Given the 3 following: $$\mathfrak{F}(e^{-|t|})=\sqrt\frac{2}{\pi}\frac{1}{1+\omega^2}$$ $$\mathfrak{F}(r(t))=\sqrt\frac{2}{\pi}\frac{\sin \omega}{\omega}$$ where $$r(t)=\left\{\begin{matrix} 1, &\left | t \right |<1\\ 0, &\left | t \right |>1 \end{matrix}\right.$$ I can say that if $f(t)={\mathfrak{F}}^{-1}\left ( \frac{\sin \omega}{\omega(1+\omega^2)} \right )$ then $$f(t)=\sqrt\frac{\pi}{2}r(t)*\sqrt\frac{\pi}{2}e^{-|t|}$$ or $$f(t)=\frac{\pi}{2}r(t)*e^{-|t|}$$ Now I want to find $f(0)$ and $f(1)$. How could this be done?
And, what is the relation between $f(\omega)$ and $\mathfrak{F}\left(\frac{\sin t}{t(1+t^2)} \right)$ [if there is any].
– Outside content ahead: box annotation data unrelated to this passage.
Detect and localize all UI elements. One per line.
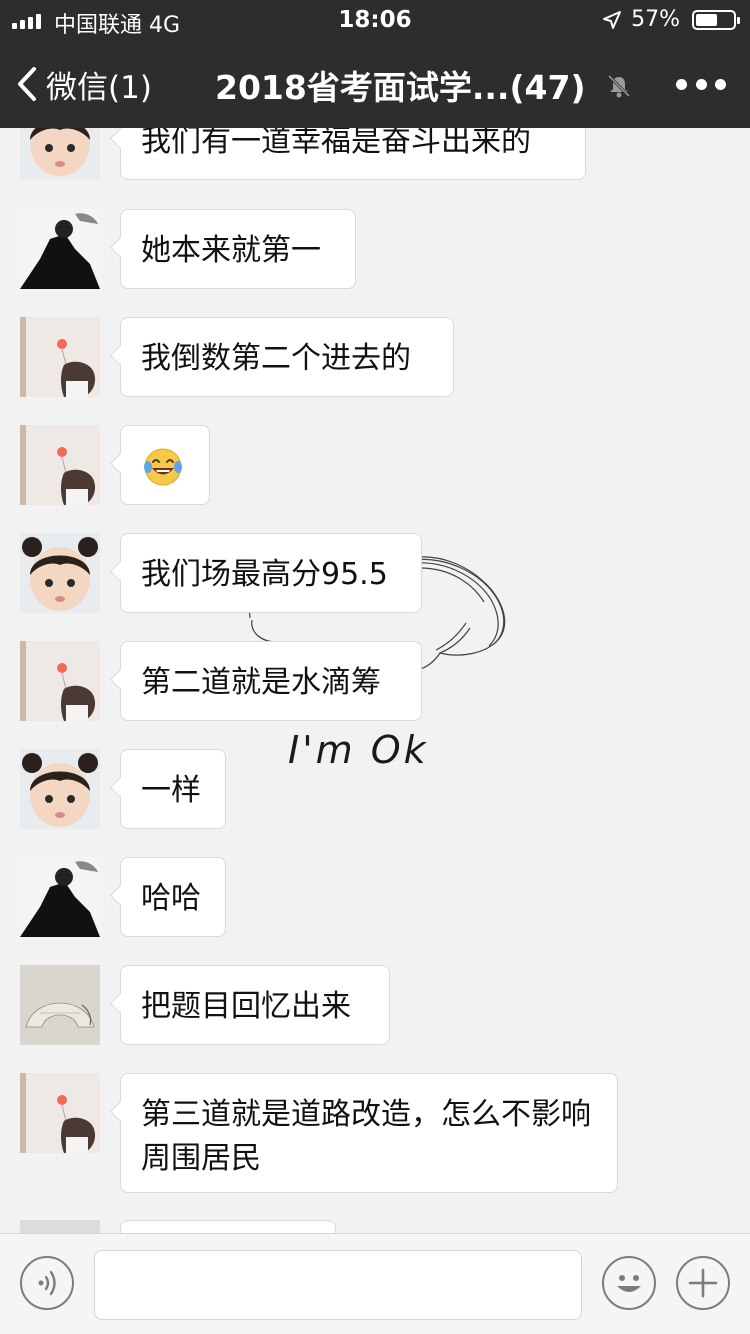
status-bar: 中国联通 4G 18:06 57% bbox=[0, 0, 750, 40]
input-bar bbox=[0, 1233, 750, 1334]
battery-icon bbox=[692, 10, 740, 30]
girl-balloon-avatar[interactable] bbox=[20, 425, 100, 505]
message-text: 我们场最高分95.5 bbox=[141, 557, 388, 592]
back-button[interactable]: 微信(1) bbox=[16, 62, 152, 106]
emoji-icon bbox=[617, 1275, 641, 1292]
child-avatar[interactable] bbox=[20, 749, 100, 829]
message-bubble[interactable]: 我们场最高分95.5 bbox=[120, 533, 422, 613]
message-text: 一样 bbox=[141, 773, 201, 808]
chat-area[interactable]: I'm Ok 我们有一道幸福是奋斗出来的 她本来就第一 我倒数第二个进去的 我们… bbox=[0, 128, 750, 1233]
child-avatar[interactable] bbox=[20, 128, 100, 180]
girl-balloon-avatar[interactable] bbox=[20, 317, 100, 397]
message-bubble[interactable]: 我倒数第二个进去的 bbox=[120, 317, 454, 397]
chevron-left-icon bbox=[18, 67, 36, 101]
plus-icon bbox=[688, 1268, 718, 1298]
nav-bar: 微信(1) 2018省考面试学...(47) bbox=[0, 40, 750, 128]
more-dot bbox=[715, 78, 726, 90]
message-bubble[interactable]: 一样 bbox=[120, 749, 226, 829]
mute-icon bbox=[607, 74, 631, 98]
voice-button[interactable] bbox=[20, 1256, 74, 1310]
message-bubble[interactable] bbox=[120, 425, 210, 505]
bw-man-avatar[interactable] bbox=[20, 857, 100, 937]
message-bubble[interactable]: 第三道就是道路改造，怎么不影响周围居民 bbox=[120, 1073, 618, 1193]
message-bubble[interactable]: 我们有一道幸福是奋斗出来的 bbox=[120, 128, 586, 180]
message-text: 我们有一道幸福是奋斗出来的 bbox=[141, 128, 531, 159]
message-text: 把题目回忆出来 bbox=[141, 989, 351, 1024]
message-text: 哈哈 bbox=[141, 881, 201, 916]
emoji-button[interactable] bbox=[602, 1256, 656, 1310]
message-bubble[interactable]: 哈哈 bbox=[120, 857, 226, 937]
message-bubble[interactable] bbox=[120, 1220, 336, 1233]
more-dot bbox=[676, 78, 687, 90]
message-text: 第二道就是水滴筹 bbox=[141, 665, 381, 700]
bg-caption: I'm Ok bbox=[288, 728, 429, 772]
battery-percent: 57% bbox=[631, 7, 680, 32]
message-bubble[interactable]: 第二道就是水滴筹 bbox=[120, 641, 422, 721]
more-button[interactable] bbox=[676, 70, 726, 98]
message-text: 她本来就第一 bbox=[141, 233, 321, 268]
plus-button[interactable] bbox=[676, 1256, 730, 1310]
more-dot bbox=[695, 78, 707, 90]
girl-balloon-avatar[interactable] bbox=[20, 1073, 100, 1153]
message-bubble[interactable]: 她本来就第一 bbox=[120, 209, 356, 289]
girl-balloon-avatar[interactable] bbox=[20, 641, 100, 721]
child-avatar[interactable] bbox=[20, 1220, 100, 1233]
back-label: 微信(1) bbox=[46, 69, 152, 106]
fan-painting-avatar[interactable] bbox=[20, 965, 100, 1045]
voice-icon bbox=[38, 1270, 56, 1296]
message-input[interactable] bbox=[94, 1250, 582, 1320]
bw-man-avatar[interactable] bbox=[20, 209, 100, 289]
chat-title: 2018省考面试学...(47) bbox=[215, 68, 586, 107]
location-arrow-icon bbox=[603, 11, 621, 29]
message-text: 我倒数第二个进去的 bbox=[141, 341, 411, 376]
laughing-tears-emoji-icon bbox=[144, 448, 182, 486]
message-bubble[interactable]: 把题目回忆出来 bbox=[120, 965, 390, 1045]
message-text: 第三道就是道路改造，怎么不影响周围居民 bbox=[141, 1097, 591, 1176]
child-avatar[interactable] bbox=[20, 533, 100, 613]
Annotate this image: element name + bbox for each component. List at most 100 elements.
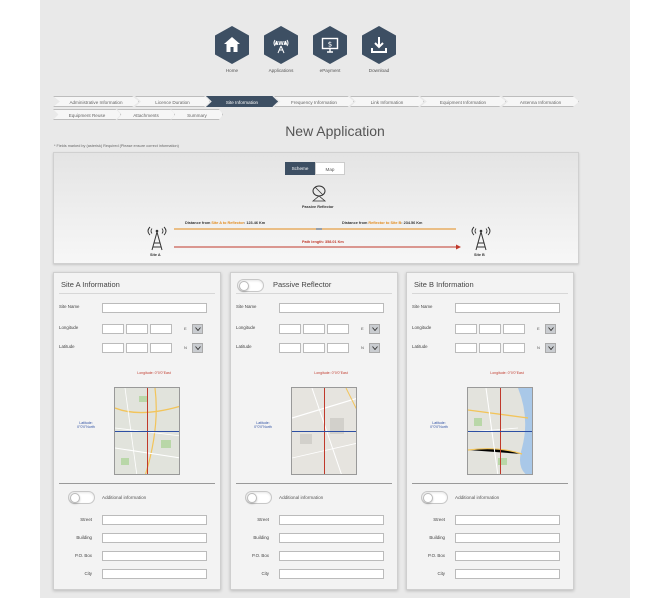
longitude-direction-dropdown[interactable] [369, 324, 380, 334]
chevron-down-icon [371, 327, 378, 331]
longitude-direction-dropdown[interactable] [192, 324, 203, 334]
nav-download-button[interactable] [362, 26, 396, 64]
step-equipment-reuse[interactable]: Equipment Reuse [53, 109, 121, 120]
site-name-input[interactable] [102, 303, 207, 313]
city-input[interactable] [455, 569, 560, 579]
latitude-min-input[interactable] [126, 343, 148, 353]
pobox-input[interactable] [102, 551, 207, 561]
passive-reflector-card: Passive Reflector Site Name Longitude E … [230, 272, 398, 590]
scheme-panel: Scheme Map Passive Reflector Distance fr… [53, 152, 579, 264]
site-map[interactable] [114, 387, 180, 475]
latitude-sec-input[interactable] [327, 343, 349, 353]
latitude-direction-dropdown[interactable] [192, 343, 203, 353]
reflector-toggle[interactable] [237, 279, 264, 292]
building-input[interactable] [279, 533, 384, 543]
longitude-min-input[interactable] [479, 324, 501, 334]
toggle-knob [70, 493, 80, 503]
site-map[interactable] [467, 387, 533, 475]
step-administrative[interactable]: Administrative Information [53, 96, 139, 107]
building-label: Building [253, 535, 269, 540]
site-a-card: Site A Information Site Name Longitude E… [53, 272, 221, 590]
longitude-direction: E [537, 326, 540, 331]
latitude-direction-dropdown[interactable] [369, 343, 380, 353]
map-longitude-readout: Longitude: 0°0'0"East [314, 371, 348, 375]
nav-epayment-button[interactable]: $ [313, 26, 347, 64]
latitude-deg-input[interactable] [455, 343, 477, 353]
map-latitude-readout: Latitude: 0°0'0"North [430, 421, 448, 429]
building-input[interactable] [102, 533, 207, 543]
street-input[interactable] [102, 515, 207, 525]
map-latitude-line [115, 431, 179, 432]
latitude-deg-input[interactable] [102, 343, 124, 353]
step-site-information[interactable]: Site Information [206, 96, 278, 107]
card-divider [236, 293, 392, 294]
step-summary[interactable]: Summary [171, 109, 223, 120]
payment-glyph: $ [328, 41, 332, 49]
nav-home-button[interactable] [215, 26, 249, 64]
card-title: Site B Information [414, 280, 474, 289]
pobox-input[interactable] [455, 551, 560, 561]
additional-info-label: Additional information [102, 495, 147, 500]
site-name-label: Site Name [236, 304, 257, 309]
map-latitude-line [292, 431, 356, 432]
section-divider [412, 483, 568, 484]
step-row-1: Administrative Information Licence Durat… [53, 96, 579, 107]
nav-applications-button[interactable]: AWA [264, 26, 298, 64]
latitude-sec-input[interactable] [150, 343, 172, 353]
toggle-knob [247, 493, 257, 503]
step-link[interactable]: Link Information [350, 96, 424, 107]
longitude-sec-input[interactable] [150, 324, 172, 334]
longitude-deg-input[interactable] [102, 324, 124, 334]
site-name-input[interactable] [455, 303, 560, 313]
latitude-sec-input[interactable] [503, 343, 525, 353]
step-row-2: Equipment Reuse Attachments Summary [53, 109, 579, 120]
building-input[interactable] [455, 533, 560, 543]
longitude-direction: E [361, 326, 364, 331]
additional-info-toggle[interactable] [68, 491, 95, 504]
step-antenna[interactable]: Antenna Information [502, 96, 579, 107]
chevron-down-icon [547, 327, 554, 331]
nav-home-label: Home [225, 68, 239, 73]
latitude-min-input[interactable] [479, 343, 501, 353]
step-attachments[interactable]: Attachments [117, 109, 175, 120]
site-b-label: Site B [474, 253, 485, 257]
additional-info-toggle[interactable] [245, 491, 272, 504]
required-fields-note: * Fields marked by (asterisk) Required (… [54, 144, 179, 148]
pobox-input[interactable] [279, 551, 384, 561]
page-title: New Application [285, 123, 385, 139]
longitude-direction-dropdown[interactable] [545, 324, 556, 334]
step-licence-duration[interactable]: Licence Duration [135, 96, 210, 107]
city-label: City [437, 571, 445, 576]
latitude-direction: N [184, 345, 187, 350]
additional-info-toggle[interactable] [421, 491, 448, 504]
reflector-map[interactable] [291, 387, 357, 475]
map-latitude-line [468, 431, 532, 432]
step-equipment[interactable]: Equipment Information [420, 96, 506, 107]
street-input[interactable] [455, 515, 560, 525]
latitude-min-input[interactable] [303, 343, 325, 353]
site-name-input[interactable] [279, 303, 384, 313]
city-input[interactable] [102, 569, 207, 579]
longitude-sec-input[interactable] [327, 324, 349, 334]
path-length-label: Path length: 358.01 Km [302, 240, 344, 244]
map-latitude-readout: Latitude: 0°0'0"North [77, 421, 95, 429]
latitude-label: Latitude [412, 344, 428, 349]
latitude-direction-dropdown[interactable] [545, 343, 556, 353]
longitude-sec-input[interactable] [503, 324, 525, 334]
chevron-down-icon [194, 346, 201, 350]
path-arrow-icon [456, 244, 461, 250]
antenna-icon: AWA [273, 39, 289, 54]
longitude-min-input[interactable] [303, 324, 325, 334]
latitude-deg-input[interactable] [279, 343, 301, 353]
card-title: Passive Reflector [273, 280, 332, 289]
reflector-label: Passive Reflector [302, 205, 334, 209]
street-input[interactable] [279, 515, 384, 525]
longitude-deg-input[interactable] [279, 324, 301, 334]
city-input[interactable] [279, 569, 384, 579]
longitude-min-input[interactable] [126, 324, 148, 334]
longitude-deg-input[interactable] [455, 324, 477, 334]
chevron-down-icon [194, 327, 201, 331]
step-frequency[interactable]: Frequency Information [274, 96, 354, 107]
section-divider [236, 483, 392, 484]
distance-b-label: Distance from Reflector to Site B: 234.5… [342, 221, 423, 225]
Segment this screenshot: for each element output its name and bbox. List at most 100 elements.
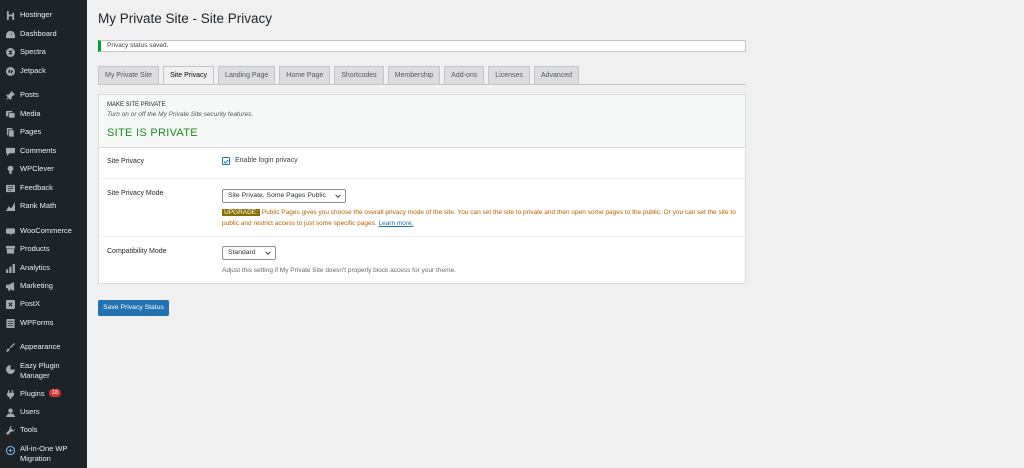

You should write it as $f(t) = \frac\pi2 (r \ast e^{-|\cdot|})(t)$ to not reuse $t$. These two things are just two definite convolution integrals:
$$f(0) = \int_{-1}^1 e^{-|t|} \mathrm dt\\ f(1) = \int_{-1}^1 e^{-|t-1|} \mathrm dt$$
Regarding the last question, know that $\mathfrak F(\mathfrak F(f))(t) = f(-t)$ for any $f\in L^1(\mathbb R) \cap L^2(\mathbb R)$